Freud painted from life, and usually spent a great deal of time with each subject, demanding the model’s presence even while working on the background of the portrait. A nude completed in 2007 required sixteen months of work, with the model posing all but four evenings during that time; with each session averaging five hours, the painting took approximately 2,400 hours to complete. A rapport with his models was necessary, and while at work, Freud was characterised as “an outstanding raconteur and mimic”. Regarding the difficulty in deciding when a painting is completed, Freud said that “he feels he’s finished when he gets the impression he’s working on somebody else’s painting”. Paintings were divided into day paintings done in natural light and night paintings done under artificial light, and the sessions, and lighting, were never mixed.
It was Freud’s practice to begin a painting by first drawing in charcoal on the canvas. He then applied paint to a small area of the canvas, and gradually worked outward from that point. For a new sitter, he often started with the head as a means of “getting to know” the person, then painted the rest of the figure, eventually returning to the head as his comprehension of the model deepened. A section of canvas was intentionally left bare until the painting was finished. The finished painting is an accumulation of richly worked layers of pigment, as well as months of intense observation.
Freud painted fellow artists, including Frank Auerbach and Francis Bacon and produced a large number of portraits of the performance artist Leigh Bowery, and also painted Henrietta Moraes, a muse to many Soho artists. A series of huge nude portraits from the mid-1990s depicted the very large Sue Tilley, or “Big Sue”, some using her job title of “Benefits Supervisor” in the title of the painting, as in his 1995 portrait Benefits Supervisor Sleeping, which in May 2008 was sold by Christie’s in New York for $33.6 million, setting a world record auction price for a living artist.
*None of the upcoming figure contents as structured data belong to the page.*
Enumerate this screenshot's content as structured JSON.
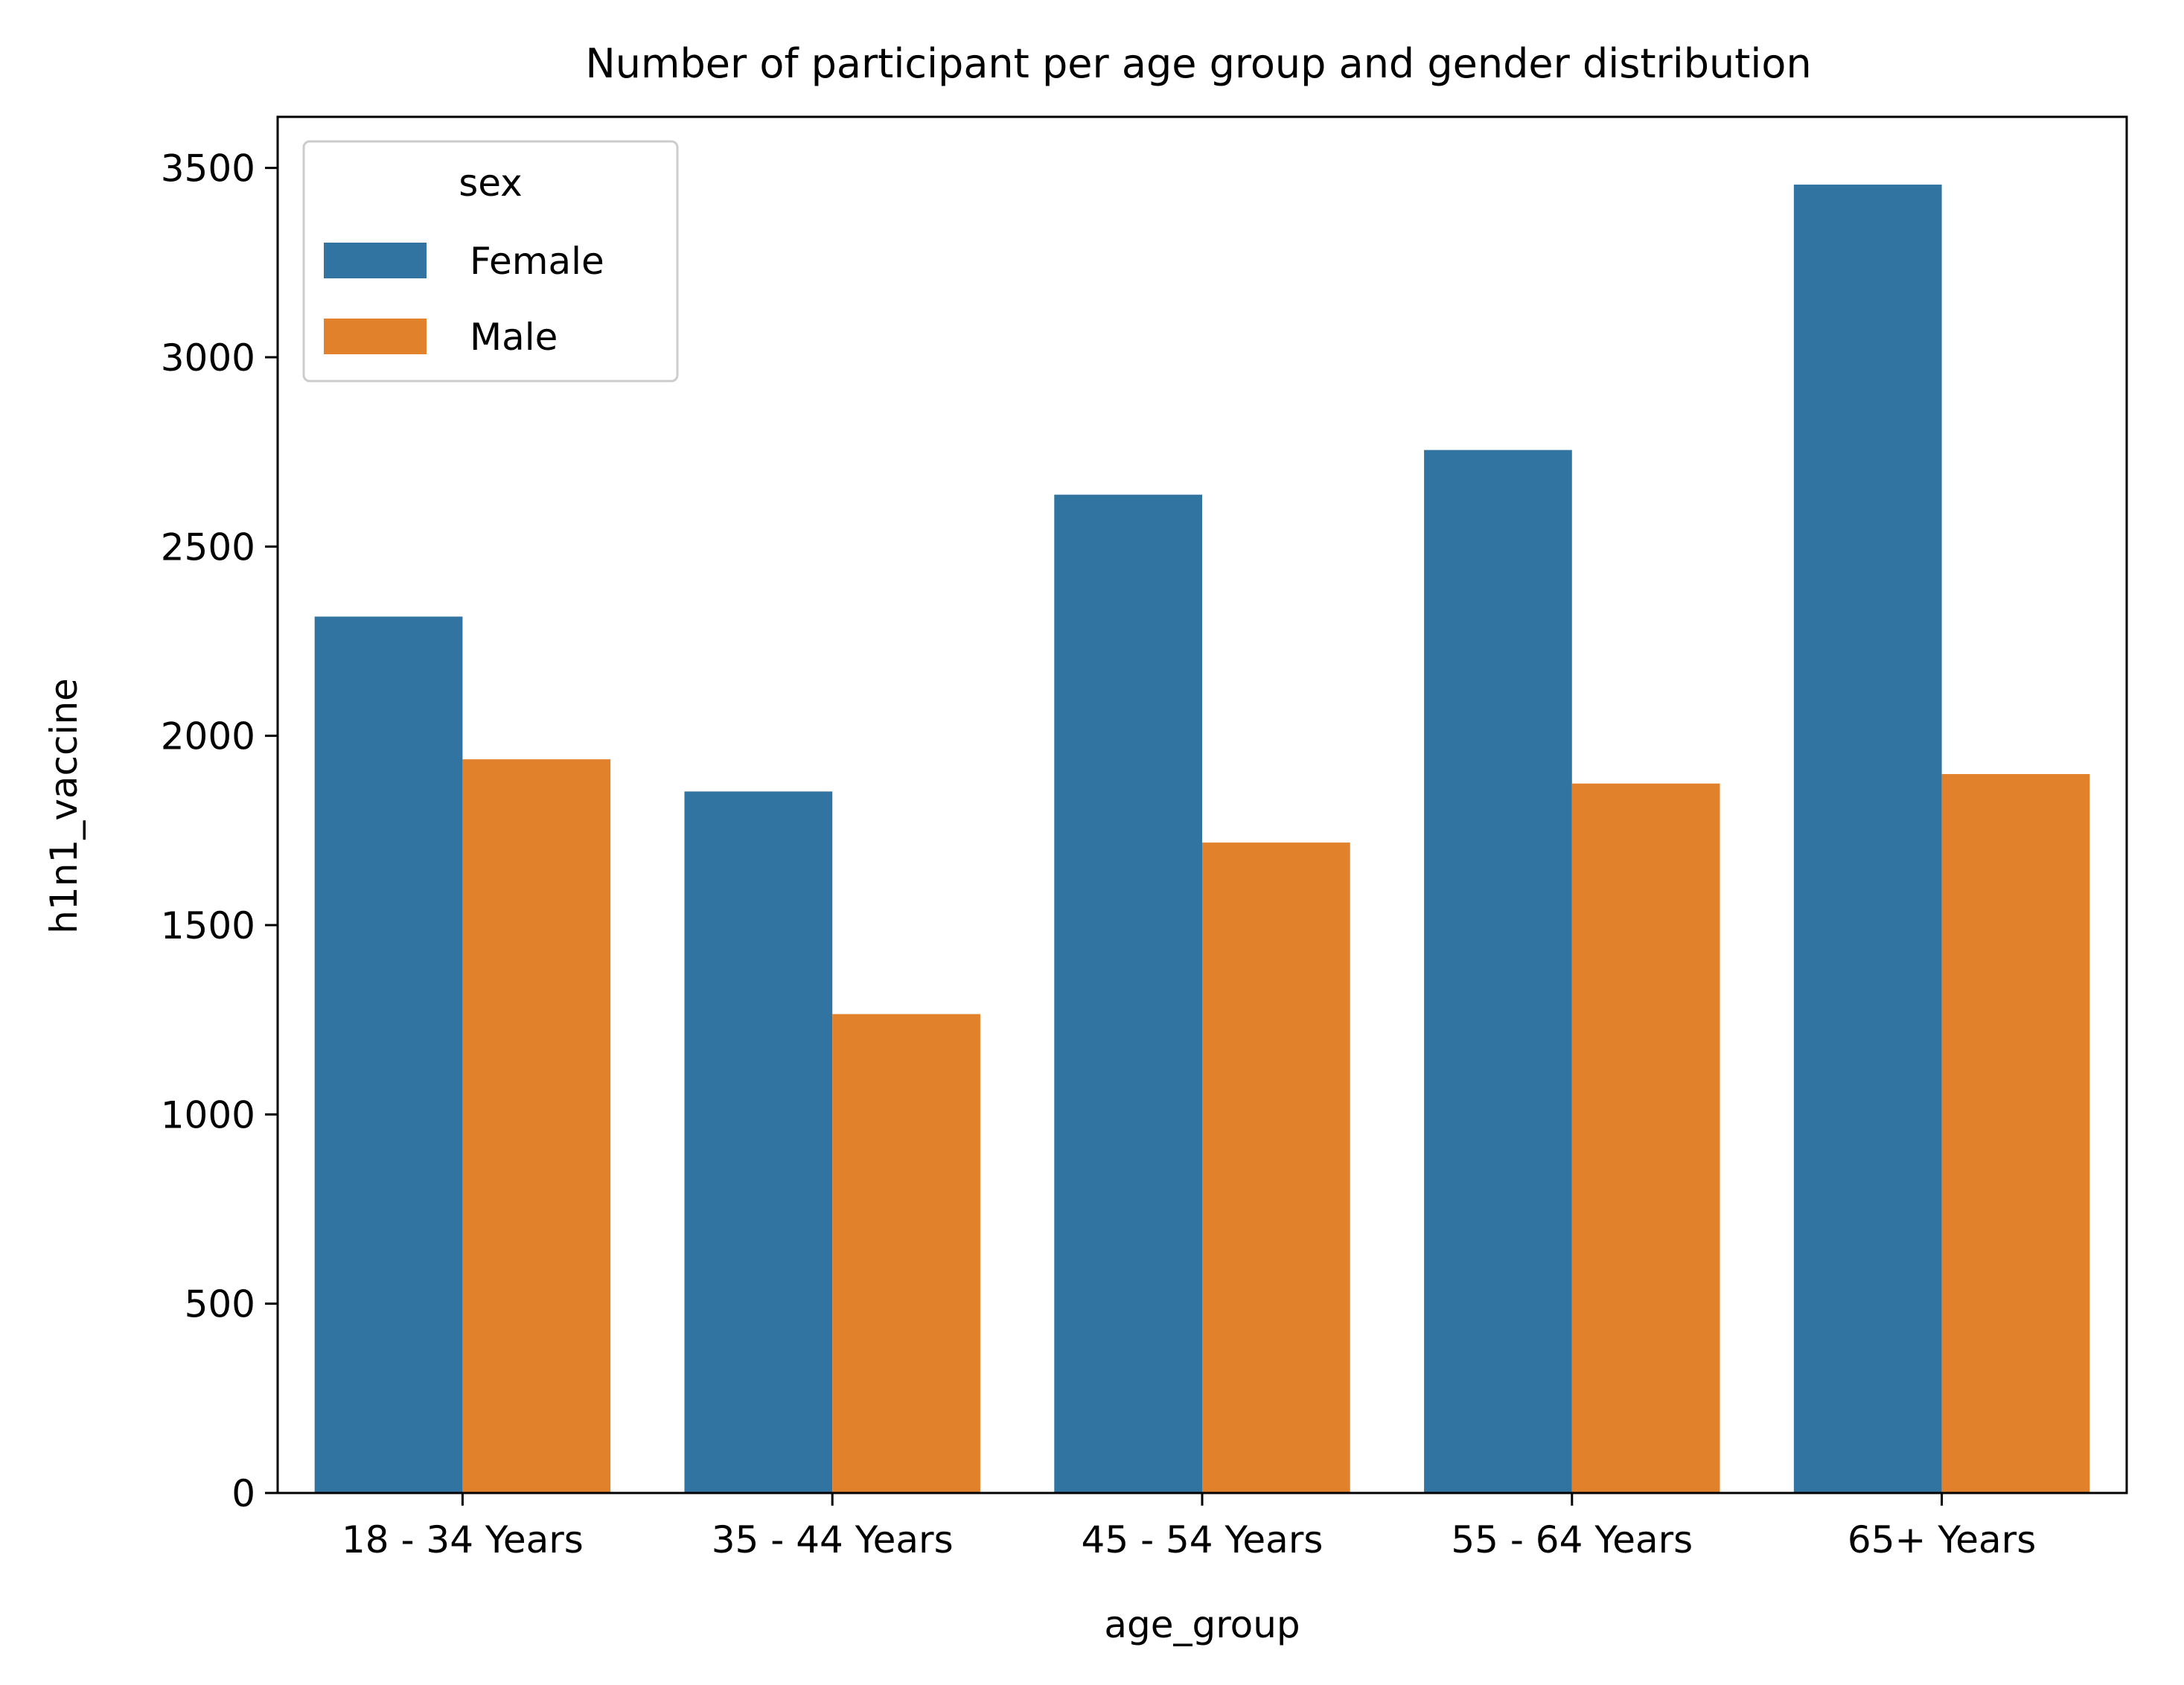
{
  "chart_data": {
    "type": "bar",
    "title": "Number of participant per age group and gender distribution",
    "xlabel": "age_group",
    "ylabel": "h1n1_vaccine",
    "categories": [
      "18 - 34 Years",
      "35 - 44 Years",
      "45 - 54 Years",
      "55 - 64 Years",
      "65+ Years"
    ],
    "series": [
      {
        "name": "Female",
        "color": "#3274a1",
        "values": [
          2315,
          1853,
          2637,
          2755,
          3456
        ]
      },
      {
        "name": "Male",
        "color": "#e1812c",
        "values": [
          1938,
          1265,
          1718,
          1874,
          1899
        ]
      }
    ],
    "ylim": [
      0,
      3635
    ],
    "yticks": [
      0,
      500,
      1000,
      1500,
      2000,
      2500,
      3000,
      3500
    ],
    "legend": {
      "title": "sex",
      "position": "top-left"
    },
    "grid": false
  }
}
Freud’s most consistent model in his later years was his studio assistant and friend David Dawson, the subject of his final, unfinished work. Towards the end of his life he did a nude portrait of model Kate Moss. Freud was one of the best known British artists working in a representational style, and was shortlisted for the Turner Prize in 1989.
His painting After Cézanne, notable because of its unusual shape, was purchased by the National Gallery of Australia for $7.4 million. The top left section of this painting has been ‘grafted’ on to the main section below, and closer inspection reveals a horizontal line where these two sections were joined.
In 1996, the Abbot Hall Art Gallery in Kendal mounted a major exhibition of 27 paintings and thirteen etchings, covering Freud’s output to date. The following year the Scottish National Gallery of Modern Art presented “Lucian Freud: Early Works”. The exhibition comprised around 30 drawings and paintings done between 1940 and 1945. This was followed by a large retrospective at Tate Britain in 2002. In 2001, Freud completed a portrait of Queen Elizabeth II. There was criticism of the portrayal in some sections of the British media. The Sun was particularly condemnatory, describing the portrait as “a travesty”. In 2005, a retrospective of Freud’s work was held at the Museo Correr in Venice scheduled to coincide with the Biennale. In late 2007, a collection of etchings went on display at the Museum of Modern Art.
Freud died in London on 20 July 2011 and is buried in Highgate Cemetery. Archbishop Rowan Williams officiated at the private funeral.